413 STANTI (O.), op. cit., p.18

414 Renvoi à la partie 1, chapitre 1, section 2.

415 Ces critères du raisonnable sont généraux et sont applicables par tous les sujets de droit international lorsqu’ils mettent en œuvre une règle de droit dont le raisonnable est un élément, qu’il soit formulé explicitement ou non. Cependant, le sujet de notre étude étant ici le jugement raisonnable, nous nous limiterons à l’analyse de la jurisprudence mettant en œuvre une règle formulant implicitement le raisonnable, la règle jurisprudentielle de l’interprétation raisonnable.

CHAPITREI

LES

CRITERES

DE

RAISONNABILITE

D’UN

JUGEMENT

Dans l’exercice de sa fonction juridictionnelle, le juge doit appliquer une règle de droit générale à un cas particulier. Pour ce faire, il doit interpréter tant des faits qu’une ou plusieurs règles de droit. En effet, appliquer le droit nécessite d’établir des faits, ce qui suppose une interprétation de la réalité factuelle, interpréter le droit et qualifier juridiquement les faits, c’est-à-dire également interpréter, déterminer la signification précise d'une règle abstraitement formulée au regard de certains faits concrets, puisque la qualification désigne le raisonnement permettant de décider que tel fait relève d'une règle de droit déterminée à l'exclusion de toute autre. Or l’interprétation, d'une règle de droit ou d'un fait, consiste en l'appréciation de données, textuelles ou factuelles, selon une méthode qui permet de reconstruire la vérité juridique des réalités de fait ou des énoncés de droit. L’analyse de la jurisprudence internationale révèle qu’il s’agit d’une méthode où le raisonnable est un critère général d'interprétation, que le juge doit mettre en oeuvre au travers d’un raisonnement juridictionnel finaliste. Bien que cette méthode ne soit pas spécifique au droit international, et encore moins à la recherche du jugement manifestement injuste, l’étude de cette méthode est un préambule nécessaire à celle de la constatation du déni de justice substantiel, c’est-à-dire à la mise en œuvre concrète des critères de raisonnabilité d’un jugement par le juge international. Remarquons que le juge international est tenu de contrôler l’application raisonnable du droit interne par le

juge interne au regard des critères internationaux de raisonnabilité parce qu’il doit appliquer le droit international et que, au demeurant, le paradoxe de la situation n’est qu’apparent puisque, comme nous le verrons, les critères internationaux de raisonnabilité, qu’ils résultent de principes généraux codifiés ou de la jurisprudence, sont communs au droit interne et au droit international.
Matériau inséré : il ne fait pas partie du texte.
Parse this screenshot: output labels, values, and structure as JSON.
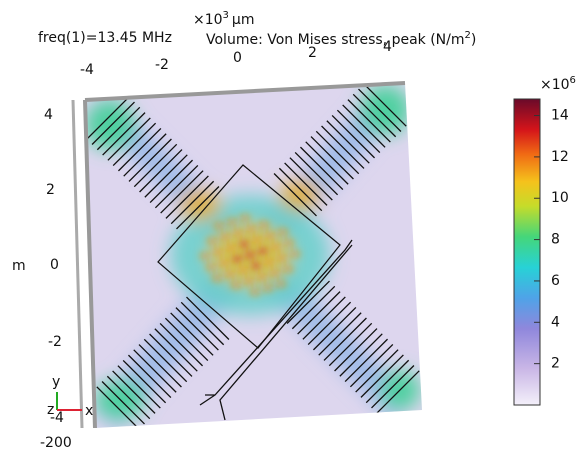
{
  "header": {
    "freq": "freq(1)=13.45 MHz",
    "scale_base": "×10",
    "scale_exp": "3",
    "scale_unit": "µm",
    "title_main": "Volume: Von Mises stress, peak (N/m",
    "title_exp": "2",
    "title_end": ")"
  },
  "x_axis": {
    "ticks": [
      "-4",
      "-2",
      "0",
      "2",
      "4"
    ]
  },
  "y_axis": {
    "label": "m",
    "ticks": [
      "4",
      "2",
      "0",
      "-2",
      "-4"
    ]
  },
  "z_axis": {
    "tick": "-200"
  },
  "triad": {
    "y": "y",
    "z": "z",
    "x": "x"
  },
  "colorbar": {
    "multiplier_base": "×10",
    "multiplier_exp": "6",
    "clim": [
      0,
      14.8
    ],
    "ticks": [
      2,
      4,
      6,
      8,
      10,
      12,
      14
    ]
  }
}
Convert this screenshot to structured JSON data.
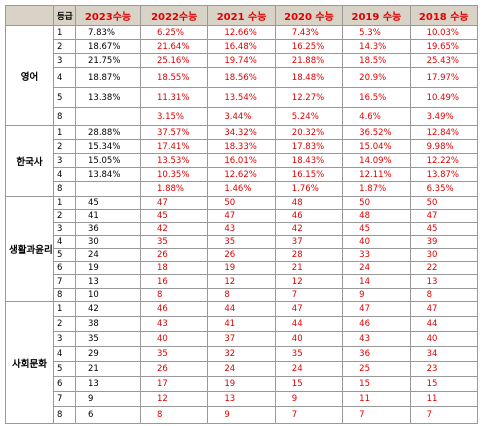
{
  "table": {
    "header": [
      "등급",
      "2023수능",
      "2022수능",
      "2021 수능",
      "2020 수능",
      "2019 수능",
      "2018 수능"
    ],
    "groups": [
      {
        "name": "영어",
        "rows": [
          [
            "1",
            "7.83%",
            "6.25%",
            "12.66%",
            "7.43%",
            "5.3%",
            "10.03%"
          ],
          [
            "2",
            "18.67%",
            "21.64%",
            "16.48%",
            "16.25%",
            "14.3%",
            "19.65%"
          ],
          [
            "3",
            "21.75%",
            "25.16%",
            "19.74%",
            "21.88%",
            "18.5%",
            "25.43%"
          ],
          [
            "4",
            "18.87%",
            "18.55%",
            "18.56%",
            "18.48%",
            "20.9%",
            "17.97%"
          ],
          [
            "5",
            "13.38%",
            "11.31%",
            "13.54%",
            "12.27%",
            "16.5%",
            "10.49%"
          ],
          [
            "8",
            null,
            "3.15%",
            "3.44%",
            "5.24%",
            "4.6%",
            "3.49%"
          ]
        ]
      },
      {
        "name": "한국사",
        "rows": [
          [
            "1",
            "28.88%",
            "37.57%",
            "34.32%",
            "20.32%",
            "36.52%",
            "12.84%"
          ],
          [
            "2",
            "15.34%",
            "17.41%",
            "18.33%",
            "17.83%",
            "15.04%",
            "9.98%"
          ],
          [
            "3",
            "15.05%",
            "13.53%",
            "16.01%",
            "18.43%",
            "14.09%",
            "12.22%"
          ],
          [
            "4",
            "13.84%",
            "10.35%",
            "12.62%",
            "16.15%",
            "12.11%",
            "13.87%"
          ],
          [
            "8",
            null,
            "1.88%",
            "1.46%",
            "1.76%",
            "1.87%",
            "6.35%"
          ]
        ]
      },
      {
        "name": "생활과윤리",
        "rows": [
          [
            "1",
            "45",
            "47",
            "50",
            "48",
            "50",
            "50"
          ],
          [
            "2",
            "41",
            "45",
            "47",
            "46",
            "48",
            "47"
          ],
          [
            "3",
            "36",
            "42",
            "43",
            "42",
            "45",
            "45"
          ],
          [
            "4",
            "30",
            "35",
            "35",
            "37",
            "40",
            "39"
          ],
          [
            "5",
            "24",
            "26",
            "26",
            "28",
            "33",
            "30"
          ],
          [
            "6",
            "19",
            "18",
            "19",
            "21",
            "24",
            "22"
          ],
          [
            "7",
            "13",
            "16",
            "12",
            "12",
            "14",
            "13"
          ],
          [
            "8",
            "10",
            "8",
            "8",
            "7",
            "9",
            "8"
          ]
        ]
      },
      {
        "name": "사회문화",
        "rows": [
          [
            "1",
            "42",
            "46",
            "44",
            "47",
            "47",
            "47"
          ],
          [
            "2",
            "38",
            "43",
            "41",
            "44",
            "46",
            "44"
          ],
          [
            "3",
            "35",
            "40",
            "37",
            "40",
            "43",
            "40"
          ],
          [
            "4",
            "29",
            "35",
            "32",
            "35",
            "36",
            "34"
          ],
          [
            "5",
            "21",
            "26",
            "24",
            "24",
            "25",
            "23"
          ],
          [
            "6",
            "13",
            "17",
            "19",
            "15",
            "15",
            "15"
          ],
          [
            "7",
            "9",
            "12",
            "13",
            "9",
            "11",
            "11"
          ],
          [
            "8",
            "6",
            "8",
            "9",
            "7",
            "7",
            "7"
          ]
        ]
      }
    ]
  }
}
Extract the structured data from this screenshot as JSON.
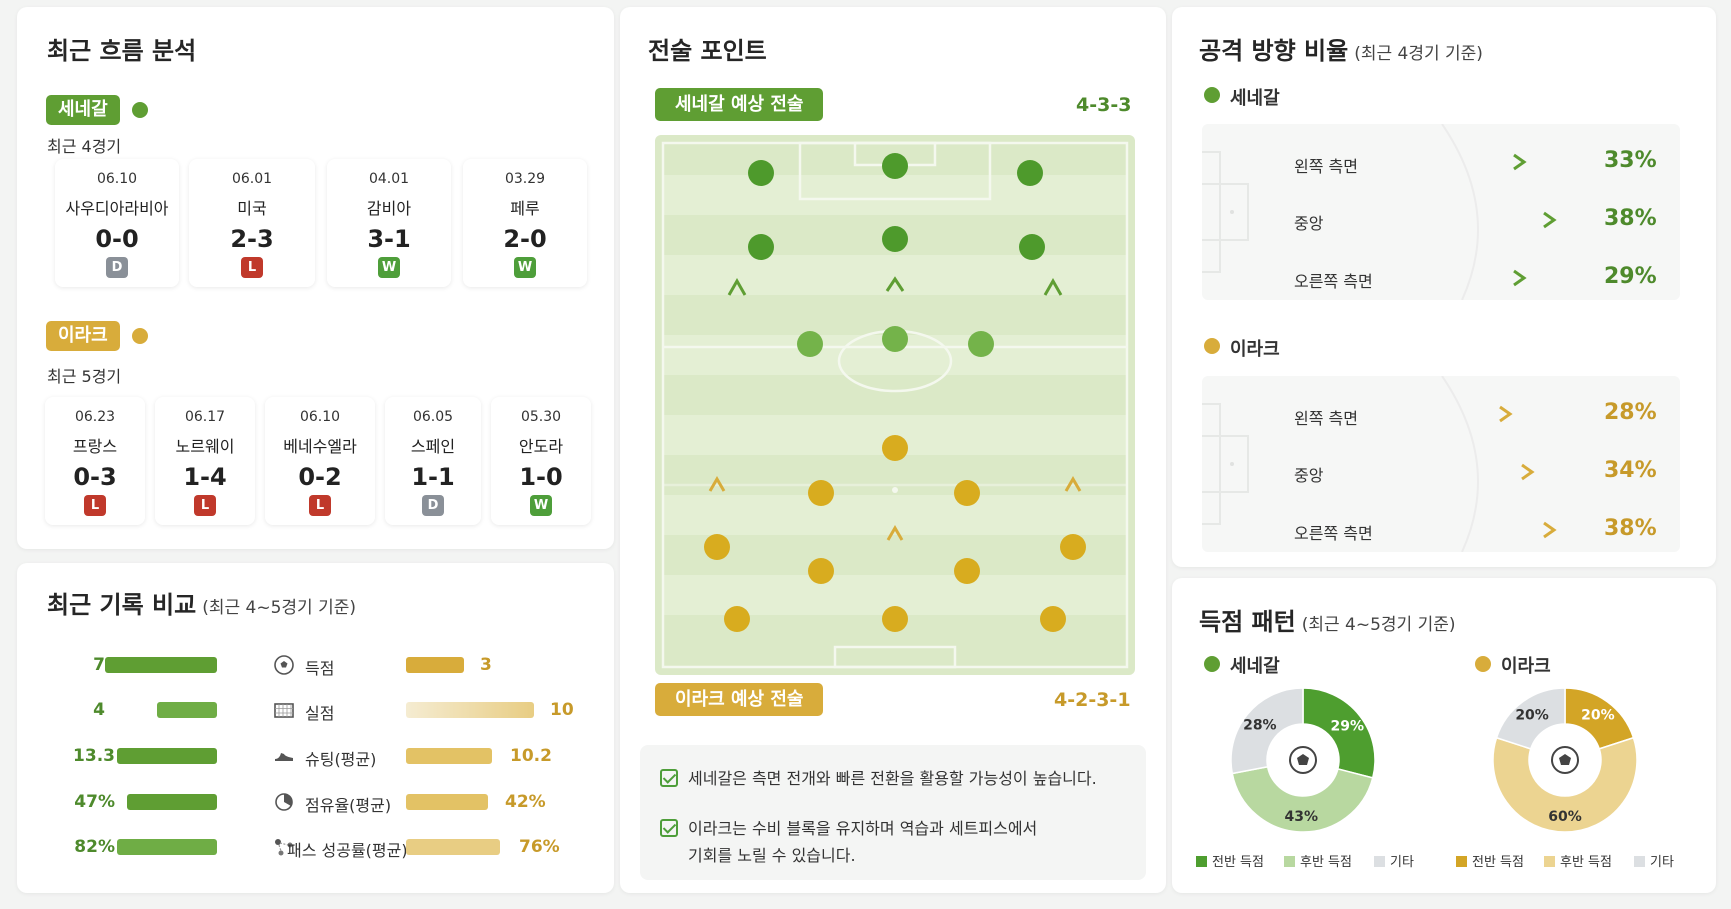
{
  "flow": {
    "title": "최근 흐름 분석",
    "teams": [
      {
        "name": "세네갈",
        "range": "최근 4경기",
        "color": "#5f9e33",
        "matches": [
          {
            "date": "06.10",
            "opp": "사우디아라비아",
            "score": "0-0",
            "result": "D"
          },
          {
            "date": "06.01",
            "opp": "미국",
            "score": "2-3",
            "result": "L"
          },
          {
            "date": "04.01",
            "opp": "감비아",
            "score": "3-1",
            "result": "W"
          },
          {
            "date": "03.29",
            "opp": "페루",
            "score": "2-0",
            "result": "W"
          }
        ]
      },
      {
        "name": "이라크",
        "range": "최근 5경기",
        "color": "#d8ac3b",
        "matches": [
          {
            "date": "06.23",
            "opp": "프랑스",
            "score": "0-3",
            "result": "L"
          },
          {
            "date": "06.17",
            "opp": "노르웨이",
            "score": "1-4",
            "result": "L"
          },
          {
            "date": "06.10",
            "opp": "베네수엘라",
            "score": "0-2",
            "result": "L"
          },
          {
            "date": "06.05",
            "opp": "스페인",
            "score": "1-1",
            "result": "D"
          },
          {
            "date": "05.30",
            "opp": "안도라",
            "score": "1-0",
            "result": "W"
          }
        ]
      }
    ]
  },
  "records": {
    "title": "최근 기록 비교",
    "subtitle": "(최근 4~5경기 기준)",
    "rows": [
      {
        "label": "득점",
        "icon": "soccer-ball-icon",
        "left": "7",
        "right": "3",
        "left_ratio": 0.7,
        "right_ratio": 0.3
      },
      {
        "label": "실점",
        "icon": "goal-net-icon",
        "left": "4",
        "right": "10",
        "left_ratio": 0.29,
        "right_ratio": 0.71
      },
      {
        "label": "슈팅(평균)",
        "icon": "shoe-icon",
        "left": "13.3",
        "right": "10.2",
        "left_ratio": 0.57,
        "right_ratio": 0.43
      },
      {
        "label": "점유율(평균)",
        "icon": "pie-icon",
        "left": "47%",
        "right": "42%",
        "left_ratio": 0.53,
        "right_ratio": 0.47
      },
      {
        "label": "패스 성공률(평균)",
        "icon": "pass-icon",
        "left": "82%",
        "right": "76%",
        "left_ratio": 0.52,
        "right_ratio": 0.48
      }
    ]
  },
  "tactics": {
    "title": "전술 포인트",
    "senegal_tag": "세네갈 예상 전술",
    "senegal_formation": "4-3-3",
    "iraq_tag": "이라크 예상 전술",
    "iraq_formation": "4-2-3-1",
    "notes": [
      "세네갈은 측면 전개와 빠른 전환을 활용할 가능성이 높습니다.",
      "이라크는 수비 블록을 유지하며 역습과 세트피스에서",
      "기회를 노릴 수 있습니다."
    ]
  },
  "attack": {
    "title": "공격 방향 비율",
    "subtitle": "(최근 4경기 기준)",
    "teams": [
      {
        "name": "세네갈",
        "rows": [
          {
            "label": "왼쪽 측면",
            "pct": "33%",
            "value": 33
          },
          {
            "label": "중앙",
            "pct": "38%",
            "value": 38
          },
          {
            "label": "오른쪽 측면",
            "pct": "29%",
            "value": 29
          }
        ]
      },
      {
        "name": "이라크",
        "rows": [
          {
            "label": "왼쪽 측면",
            "pct": "28%",
            "value": 28
          },
          {
            "label": "중앙",
            "pct": "34%",
            "value": 34
          },
          {
            "label": "오른쪽 측면",
            "pct": "38%",
            "value": 38
          }
        ]
      }
    ]
  },
  "scoring": {
    "title": "득점 패턴",
    "subtitle": "(최근 4~5경기 기준)",
    "teams": [
      {
        "name": "세네갈",
        "slices": [
          {
            "label": "전반 득점",
            "pct": "29%",
            "value": 29,
            "color": "#4e9e2f"
          },
          {
            "label": "후반 득점",
            "pct": "43%",
            "value": 43,
            "color": "#b8d8a0"
          },
          {
            "label": "기타",
            "pct": "28%",
            "value": 28,
            "color": "#dcdfe2"
          }
        ]
      },
      {
        "name": "이라크",
        "slices": [
          {
            "label": "전반 득점",
            "pct": "20%",
            "value": 20,
            "color": "#d3a526"
          },
          {
            "label": "후반 득점",
            "pct": "60%",
            "value": 60,
            "color": "#ecd491"
          },
          {
            "label": "기타",
            "pct": "20%",
            "value": 20,
            "color": "#dcdfe2"
          }
        ]
      }
    ]
  }
}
C’est donc à la notion de raisonnable qu’il nous faut nous attacher dans un premier temps, et nous verrons, aussi brièvement que possible s’agissant d’une étude plutôt abstraite de la notion qui sera concrétisée par les développements abordés aux chapitres suivants, que le raisonnable se définit positivement416 comme ce qui est conforme aux exigences de la raison (section 1), ce qui amène à vérifier la raisonnabilité d’un jugement au regard du raisonnement mené par le juge interne (section 2) et de son aboutissement (section 3).

416 Par opposition à la définition négative du raisonnable comme ce qui n’est pas déraisonnable, que nous verrons dans la seconde section de ce chapitre.